Criminal Amnesia
A strong case of it.
You will never love a place like you do when you’re about to leave it. This is one of the great unfortunate universal truths, right up there with the fact that you never want someone more than in the first forty-eight hours after they’ve dumped you. Our brains are sociopathic in this way.
I’m doing this with Chicago right now, and I am not proud of it.
I have a case of criminal amnesia. I can’t seem to remember that a year ago I was the one suggesting we’d probably move somewhere else, acting as if it would never be a big deal, and I’d be totally okay with it because I’d done it before. And just like last time, it would be a grand adventure. I’ve forgotten that I used to walk the streets of my neighborhood imagining my life here forever, and think, is this it? Now that San Francisco is real and two months away, that woman is gone. She has been replaced by someone who cries at the sight of her own block. How beautiful it all is. How much I love the weird candy shop just two blocks away with the best dark chocolate ice cream bars hidden in the back freezer, and the pet shop owner who grilled hot dogs and gave them out for free on Monday — and while it was gross to think that somewhere in the pet shop he has a grill and prepared food on it, and that it was absolutely not up to code, it was the kind of thing that makes you wax poetic to the point where I’m still thinking about it this morning. Ugh.
Yesterday I was pushing my sons in their wagon through our neighborhood in seventy-five degree weather, which, if you know Chicago, you understand is essentially a mean trick designed to make you forget even the coldest of winter days. We passed a few of our favorite stop-and-chat neighbors, all of them lamenting that they’d seen the for-sale sign in our front yard. To which I responded, I know, I know.

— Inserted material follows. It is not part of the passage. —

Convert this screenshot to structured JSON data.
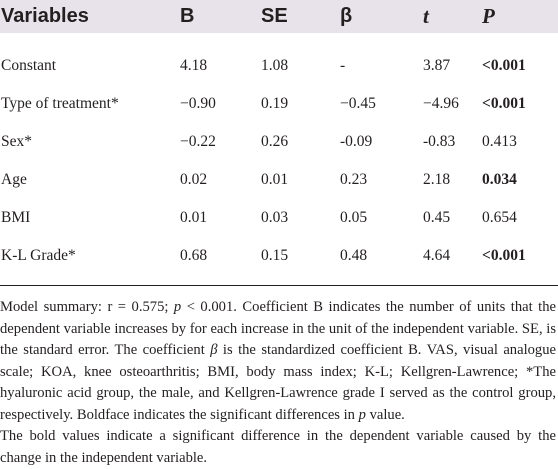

The leaves had never been so green, the light never so golden. And then, just when you thought Chicago was done showing off, we walked past a corner bar we’d passed a million times — always closed, always dark — with its door propped open. The owner waved us in like he’d been expecting us, after my boys shouted that they smelled popcorn. He handed them popcorn, and just as I went to reach into my bag to get some cash, he waved my hand away and slid a PBR across the bar to me, and even though it was warm and tasted just like a PBR, I wanted to cry.
A wave of sadness washed over me so strong it almost knocked me over. How am I leaving a place I love this deeply. I have no answer, really, only that I know this is exactly the kind of love that only comes the hard way.
Looks like we’re on set of the Bear, which is shot in my neighborhood.




Yep, this happens to me all the time we move. It’s parts of grieving but you also need to follow that voice that for so many times said you needed to move. And as I always say, Chicago is not going anywhere you can always move back. You’ll have fun in California, and the weather won’t be that harsh!
From someone who has moved many times, this is so true. You have written so perfectly that feeling of leaving a place you love (even when all the wrong things seem right ) because you have come to call it home. But as I always say... everything you do is practice for the next thing. So off you go. Until the next thing :).